The lawsuit was moved from state to federal court when the US Department of Justice moved to take over Trump's defense (a motion that was denied in October 2020). Kaplan said she welcomed pursuing the lawsuit in federal court.
Although the Department of Justice appealed that decision, Kaplan told reporters, "we are confident that the Second Circuit will affirm the District Court’s comprehensive and well-reasoned opinion."

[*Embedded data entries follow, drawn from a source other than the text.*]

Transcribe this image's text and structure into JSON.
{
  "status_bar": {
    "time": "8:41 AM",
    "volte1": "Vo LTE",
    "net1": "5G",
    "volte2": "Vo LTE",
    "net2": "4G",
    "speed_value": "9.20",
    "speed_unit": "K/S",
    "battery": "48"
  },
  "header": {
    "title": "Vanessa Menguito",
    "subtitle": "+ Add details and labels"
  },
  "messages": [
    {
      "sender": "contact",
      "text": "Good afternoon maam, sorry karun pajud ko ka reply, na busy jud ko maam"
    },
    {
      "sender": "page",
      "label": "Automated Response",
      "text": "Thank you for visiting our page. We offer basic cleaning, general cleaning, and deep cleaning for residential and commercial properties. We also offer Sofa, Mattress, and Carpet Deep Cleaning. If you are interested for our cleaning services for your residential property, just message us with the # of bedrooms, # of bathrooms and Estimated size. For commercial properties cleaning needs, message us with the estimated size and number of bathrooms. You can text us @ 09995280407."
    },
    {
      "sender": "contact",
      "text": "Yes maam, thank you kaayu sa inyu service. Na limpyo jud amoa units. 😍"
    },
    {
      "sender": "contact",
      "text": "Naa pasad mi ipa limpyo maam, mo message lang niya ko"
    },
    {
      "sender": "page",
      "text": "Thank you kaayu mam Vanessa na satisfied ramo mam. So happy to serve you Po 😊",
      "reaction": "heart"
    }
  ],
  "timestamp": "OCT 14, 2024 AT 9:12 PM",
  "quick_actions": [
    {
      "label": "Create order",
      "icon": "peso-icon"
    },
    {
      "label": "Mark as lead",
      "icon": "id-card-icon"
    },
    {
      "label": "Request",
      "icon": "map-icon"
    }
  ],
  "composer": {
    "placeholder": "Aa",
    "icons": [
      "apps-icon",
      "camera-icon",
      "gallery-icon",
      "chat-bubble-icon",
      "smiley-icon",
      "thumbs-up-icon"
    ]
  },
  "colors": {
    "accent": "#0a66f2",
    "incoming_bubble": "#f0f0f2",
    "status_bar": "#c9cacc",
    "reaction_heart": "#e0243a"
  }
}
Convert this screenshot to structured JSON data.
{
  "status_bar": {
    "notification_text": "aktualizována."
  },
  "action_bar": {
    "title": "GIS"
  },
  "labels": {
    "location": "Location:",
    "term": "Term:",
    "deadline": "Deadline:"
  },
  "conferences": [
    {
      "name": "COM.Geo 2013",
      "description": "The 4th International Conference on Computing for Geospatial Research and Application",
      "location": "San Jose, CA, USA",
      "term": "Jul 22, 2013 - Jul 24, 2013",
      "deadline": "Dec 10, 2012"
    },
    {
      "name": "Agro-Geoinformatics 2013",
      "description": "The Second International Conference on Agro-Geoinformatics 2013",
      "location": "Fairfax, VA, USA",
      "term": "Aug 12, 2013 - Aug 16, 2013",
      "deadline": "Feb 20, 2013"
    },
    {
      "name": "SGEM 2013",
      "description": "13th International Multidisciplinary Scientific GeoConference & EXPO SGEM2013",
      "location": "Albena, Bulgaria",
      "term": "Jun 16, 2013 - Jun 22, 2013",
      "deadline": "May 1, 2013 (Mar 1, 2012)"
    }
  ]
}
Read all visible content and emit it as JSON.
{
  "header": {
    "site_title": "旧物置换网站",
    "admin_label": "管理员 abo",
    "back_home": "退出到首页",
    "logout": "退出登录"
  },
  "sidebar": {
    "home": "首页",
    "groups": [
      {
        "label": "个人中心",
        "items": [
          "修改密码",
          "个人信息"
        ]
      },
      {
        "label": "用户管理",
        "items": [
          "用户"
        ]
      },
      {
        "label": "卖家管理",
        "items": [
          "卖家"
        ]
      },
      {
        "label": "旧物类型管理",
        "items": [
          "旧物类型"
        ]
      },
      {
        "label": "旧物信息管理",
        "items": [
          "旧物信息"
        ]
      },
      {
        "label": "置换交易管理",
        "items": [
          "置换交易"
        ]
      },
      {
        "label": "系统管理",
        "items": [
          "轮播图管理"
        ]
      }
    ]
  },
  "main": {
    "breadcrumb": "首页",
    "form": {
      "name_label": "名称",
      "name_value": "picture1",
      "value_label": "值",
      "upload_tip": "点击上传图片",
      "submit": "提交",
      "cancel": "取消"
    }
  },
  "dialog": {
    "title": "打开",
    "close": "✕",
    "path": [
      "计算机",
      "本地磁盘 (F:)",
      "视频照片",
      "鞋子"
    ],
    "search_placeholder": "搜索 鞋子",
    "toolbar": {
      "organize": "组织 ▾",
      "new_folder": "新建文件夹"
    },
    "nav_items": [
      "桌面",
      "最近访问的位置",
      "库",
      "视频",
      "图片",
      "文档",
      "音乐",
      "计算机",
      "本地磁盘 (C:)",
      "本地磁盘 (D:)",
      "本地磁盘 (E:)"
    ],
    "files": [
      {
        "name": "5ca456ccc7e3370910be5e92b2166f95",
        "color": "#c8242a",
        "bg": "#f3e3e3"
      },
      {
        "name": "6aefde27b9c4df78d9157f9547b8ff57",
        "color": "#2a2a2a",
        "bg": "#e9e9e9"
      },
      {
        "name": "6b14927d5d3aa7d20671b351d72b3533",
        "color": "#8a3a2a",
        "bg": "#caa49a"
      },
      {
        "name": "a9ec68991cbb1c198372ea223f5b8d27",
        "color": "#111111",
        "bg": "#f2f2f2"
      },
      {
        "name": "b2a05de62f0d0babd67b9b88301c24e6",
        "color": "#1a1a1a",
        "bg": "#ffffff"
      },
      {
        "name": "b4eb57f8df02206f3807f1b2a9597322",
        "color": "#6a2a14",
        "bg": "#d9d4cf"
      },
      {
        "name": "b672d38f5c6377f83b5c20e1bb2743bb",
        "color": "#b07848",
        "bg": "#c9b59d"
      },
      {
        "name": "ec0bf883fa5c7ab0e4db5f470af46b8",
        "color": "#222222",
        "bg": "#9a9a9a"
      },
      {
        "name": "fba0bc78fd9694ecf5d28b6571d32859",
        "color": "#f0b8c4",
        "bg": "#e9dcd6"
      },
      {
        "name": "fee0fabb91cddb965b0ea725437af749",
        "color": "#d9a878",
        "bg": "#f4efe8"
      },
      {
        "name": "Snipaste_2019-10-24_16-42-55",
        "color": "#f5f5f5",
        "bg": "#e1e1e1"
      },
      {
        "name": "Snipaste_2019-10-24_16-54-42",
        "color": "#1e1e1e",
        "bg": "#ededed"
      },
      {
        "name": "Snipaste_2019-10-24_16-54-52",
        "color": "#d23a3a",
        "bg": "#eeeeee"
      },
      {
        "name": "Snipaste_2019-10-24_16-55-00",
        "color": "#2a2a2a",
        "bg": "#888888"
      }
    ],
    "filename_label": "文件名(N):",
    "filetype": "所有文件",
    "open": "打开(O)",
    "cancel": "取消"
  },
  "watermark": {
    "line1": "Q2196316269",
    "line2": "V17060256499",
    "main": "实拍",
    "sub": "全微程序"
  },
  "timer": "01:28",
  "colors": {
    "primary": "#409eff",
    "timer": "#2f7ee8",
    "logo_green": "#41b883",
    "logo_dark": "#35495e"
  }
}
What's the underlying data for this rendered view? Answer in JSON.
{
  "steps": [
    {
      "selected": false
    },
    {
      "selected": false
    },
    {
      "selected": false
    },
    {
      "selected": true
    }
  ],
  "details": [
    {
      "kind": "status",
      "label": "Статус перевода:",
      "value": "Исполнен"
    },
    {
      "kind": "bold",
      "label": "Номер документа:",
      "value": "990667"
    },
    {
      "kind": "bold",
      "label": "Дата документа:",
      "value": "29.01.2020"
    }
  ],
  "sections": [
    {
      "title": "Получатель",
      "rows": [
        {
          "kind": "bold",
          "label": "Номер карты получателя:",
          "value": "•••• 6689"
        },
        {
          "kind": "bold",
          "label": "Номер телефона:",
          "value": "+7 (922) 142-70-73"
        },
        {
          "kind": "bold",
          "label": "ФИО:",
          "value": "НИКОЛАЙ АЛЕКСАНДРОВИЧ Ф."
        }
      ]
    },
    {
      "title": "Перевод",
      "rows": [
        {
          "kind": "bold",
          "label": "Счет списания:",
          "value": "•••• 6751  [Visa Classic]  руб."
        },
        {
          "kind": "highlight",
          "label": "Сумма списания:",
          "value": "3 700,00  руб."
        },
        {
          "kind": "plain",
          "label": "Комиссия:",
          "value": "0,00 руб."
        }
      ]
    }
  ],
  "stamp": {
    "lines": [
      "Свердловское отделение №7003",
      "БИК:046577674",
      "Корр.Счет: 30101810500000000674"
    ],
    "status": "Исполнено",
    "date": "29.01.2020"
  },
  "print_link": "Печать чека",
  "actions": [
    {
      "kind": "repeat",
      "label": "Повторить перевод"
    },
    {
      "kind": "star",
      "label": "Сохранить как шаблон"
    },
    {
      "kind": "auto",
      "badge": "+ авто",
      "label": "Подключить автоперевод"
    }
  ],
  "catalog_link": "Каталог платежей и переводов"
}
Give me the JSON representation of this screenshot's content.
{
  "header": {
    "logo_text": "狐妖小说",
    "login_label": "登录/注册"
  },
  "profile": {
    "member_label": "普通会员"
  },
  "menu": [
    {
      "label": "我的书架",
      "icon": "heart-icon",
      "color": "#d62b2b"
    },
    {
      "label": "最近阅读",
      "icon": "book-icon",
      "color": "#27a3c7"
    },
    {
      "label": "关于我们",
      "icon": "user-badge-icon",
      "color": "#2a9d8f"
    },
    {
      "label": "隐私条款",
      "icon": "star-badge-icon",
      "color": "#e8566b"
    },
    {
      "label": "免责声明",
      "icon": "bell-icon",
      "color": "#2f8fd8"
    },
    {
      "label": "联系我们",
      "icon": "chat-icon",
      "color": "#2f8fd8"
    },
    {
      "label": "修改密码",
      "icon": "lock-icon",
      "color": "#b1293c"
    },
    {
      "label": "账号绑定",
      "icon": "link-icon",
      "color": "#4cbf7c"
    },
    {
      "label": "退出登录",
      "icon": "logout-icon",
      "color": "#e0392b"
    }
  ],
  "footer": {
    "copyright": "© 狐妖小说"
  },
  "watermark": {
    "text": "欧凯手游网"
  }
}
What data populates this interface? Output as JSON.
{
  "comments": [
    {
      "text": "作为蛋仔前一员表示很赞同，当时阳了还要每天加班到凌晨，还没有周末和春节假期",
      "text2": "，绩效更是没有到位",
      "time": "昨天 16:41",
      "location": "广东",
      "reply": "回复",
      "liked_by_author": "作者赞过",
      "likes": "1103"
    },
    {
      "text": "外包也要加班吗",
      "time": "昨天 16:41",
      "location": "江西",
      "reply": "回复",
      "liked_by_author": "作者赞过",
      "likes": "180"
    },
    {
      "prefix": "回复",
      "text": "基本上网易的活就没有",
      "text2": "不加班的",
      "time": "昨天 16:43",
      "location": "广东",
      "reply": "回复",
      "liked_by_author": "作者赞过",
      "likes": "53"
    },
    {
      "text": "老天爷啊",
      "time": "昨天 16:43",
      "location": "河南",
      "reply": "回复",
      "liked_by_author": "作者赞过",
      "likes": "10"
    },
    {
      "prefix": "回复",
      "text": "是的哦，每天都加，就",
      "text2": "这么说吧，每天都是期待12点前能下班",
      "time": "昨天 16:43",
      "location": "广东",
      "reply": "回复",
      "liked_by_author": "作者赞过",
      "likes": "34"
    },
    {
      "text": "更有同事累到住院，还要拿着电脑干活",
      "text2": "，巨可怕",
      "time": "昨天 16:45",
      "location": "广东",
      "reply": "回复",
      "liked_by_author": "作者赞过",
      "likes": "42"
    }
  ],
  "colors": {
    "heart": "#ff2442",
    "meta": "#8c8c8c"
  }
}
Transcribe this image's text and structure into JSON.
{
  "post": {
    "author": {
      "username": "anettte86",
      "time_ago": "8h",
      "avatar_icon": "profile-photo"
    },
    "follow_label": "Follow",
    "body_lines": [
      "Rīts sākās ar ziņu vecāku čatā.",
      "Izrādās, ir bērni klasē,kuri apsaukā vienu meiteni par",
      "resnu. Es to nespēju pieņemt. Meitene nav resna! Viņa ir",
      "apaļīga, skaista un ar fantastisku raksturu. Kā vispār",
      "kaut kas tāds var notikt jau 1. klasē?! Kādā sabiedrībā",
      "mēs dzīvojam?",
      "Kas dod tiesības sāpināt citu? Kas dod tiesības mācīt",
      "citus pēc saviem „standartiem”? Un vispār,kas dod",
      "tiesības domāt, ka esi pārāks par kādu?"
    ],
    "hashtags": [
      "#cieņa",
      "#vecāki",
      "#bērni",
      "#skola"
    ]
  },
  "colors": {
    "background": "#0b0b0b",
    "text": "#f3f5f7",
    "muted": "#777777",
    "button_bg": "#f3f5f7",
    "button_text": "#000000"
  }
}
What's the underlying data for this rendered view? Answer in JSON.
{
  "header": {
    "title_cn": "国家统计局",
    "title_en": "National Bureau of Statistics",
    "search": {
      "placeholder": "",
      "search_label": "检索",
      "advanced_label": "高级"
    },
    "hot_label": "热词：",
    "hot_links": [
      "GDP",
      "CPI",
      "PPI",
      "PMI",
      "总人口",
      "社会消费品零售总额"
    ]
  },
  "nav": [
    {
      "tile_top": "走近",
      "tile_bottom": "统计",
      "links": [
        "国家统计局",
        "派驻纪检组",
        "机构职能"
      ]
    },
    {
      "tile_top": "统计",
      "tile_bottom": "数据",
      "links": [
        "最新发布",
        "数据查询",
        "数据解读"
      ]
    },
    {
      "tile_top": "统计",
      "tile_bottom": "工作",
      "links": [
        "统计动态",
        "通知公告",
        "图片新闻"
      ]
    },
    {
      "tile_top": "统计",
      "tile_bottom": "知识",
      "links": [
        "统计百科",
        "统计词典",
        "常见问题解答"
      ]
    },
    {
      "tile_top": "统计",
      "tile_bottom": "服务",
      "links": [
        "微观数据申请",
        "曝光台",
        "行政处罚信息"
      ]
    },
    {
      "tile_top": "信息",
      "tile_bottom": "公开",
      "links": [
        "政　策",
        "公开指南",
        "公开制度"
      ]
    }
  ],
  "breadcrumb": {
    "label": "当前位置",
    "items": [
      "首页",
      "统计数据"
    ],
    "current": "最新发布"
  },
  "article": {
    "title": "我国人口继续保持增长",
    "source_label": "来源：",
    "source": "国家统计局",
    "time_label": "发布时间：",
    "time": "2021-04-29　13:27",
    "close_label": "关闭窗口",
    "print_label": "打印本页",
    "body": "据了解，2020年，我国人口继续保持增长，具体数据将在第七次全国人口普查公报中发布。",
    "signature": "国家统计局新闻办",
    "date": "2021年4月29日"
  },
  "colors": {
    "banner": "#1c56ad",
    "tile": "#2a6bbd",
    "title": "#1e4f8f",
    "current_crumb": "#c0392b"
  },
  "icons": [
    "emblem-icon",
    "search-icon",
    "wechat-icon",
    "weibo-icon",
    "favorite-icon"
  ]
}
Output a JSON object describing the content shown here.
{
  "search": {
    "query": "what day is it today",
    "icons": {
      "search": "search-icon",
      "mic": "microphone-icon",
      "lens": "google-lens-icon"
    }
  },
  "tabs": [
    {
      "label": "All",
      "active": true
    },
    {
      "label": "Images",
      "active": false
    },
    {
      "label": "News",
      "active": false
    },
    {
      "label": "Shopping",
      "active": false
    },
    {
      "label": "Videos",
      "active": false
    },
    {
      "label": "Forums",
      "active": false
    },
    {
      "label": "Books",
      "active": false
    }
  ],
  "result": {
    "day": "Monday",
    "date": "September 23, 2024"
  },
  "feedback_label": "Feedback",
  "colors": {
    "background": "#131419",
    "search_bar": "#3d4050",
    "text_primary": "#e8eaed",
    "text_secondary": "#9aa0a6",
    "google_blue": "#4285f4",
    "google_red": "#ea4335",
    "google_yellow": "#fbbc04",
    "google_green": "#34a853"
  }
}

Kaplan represented Carroll in her civil trial E. Jean Carroll vs. Donald J. Trump, that began on April 25, 2023, in federal court at the United States District Court for the Southern District of New York. The jury found in favor of Carroll on May 9, 2023, and awarded her damages of $5 million after finding Trump liable for sexual abuse and defamation. On January 26, 2024, after a second defamation trial against Donald Trump that was limited only to the question of damages for statements Trump made while president, a different jury awarded Carroll $83.3 million in compensatory and punitive damages.

===Mary Trump v. Donald Trump et al.===

On September 24, 2020, Kaplan and her firm filed a lawsuit with the New York Supreme Court in Manhattan, on behalf of plaintiff Mary L. Trump, accusing President Donald Trump and his siblings, Maryanne Trump Barry and Robert Trump, of decades of financial fraud and civil conspiracy.

==Works==
- Roberta A. Kaplan, with Lisa Dickey. Then Comes Marriage: United States v. Windsor and the Defeat of DOMA. New York: W. W. Norton, 2015. ISBN 9780393248678

==Awards and recognition==
- Forty Most Influential Lawyers under Forty, National Law Journal (2005)
- 100 Most Influential Lawyers, Above The Law (2013)
- Litigator of the Year, American Lawyer (2013)
- National Public Service Award, Stanford University (2013)
- Honorary Doctorate, Johns Hopkins University (2014)
- Lifetime Achievement Award, New York Law Journal (2015)
- In June 2019, to mark the 50th anniversary of the Stonewall riots, an event widely considered a watershed moment in the modern LGBTQ rights movement, Queerty named her one of the Pride50 "trailblazing individuals who actively ensure society remains moving towards equality, acceptance and dignity for all queer people".
- 2019 recipient of Gay Men's Health Crisis Joan H. Tisch Award for Community Service and Philanthropy
- Crain's 2019 Most Powerful Women in New York
- George A. Katz Torch of Learning Award (TOL) (2023)

== Personal life ==
Kaplan is openly gay. In September 2005, Kaplan married her partner, Rachel Lavine, in Toronto, Canada. Kaplan is Jewish.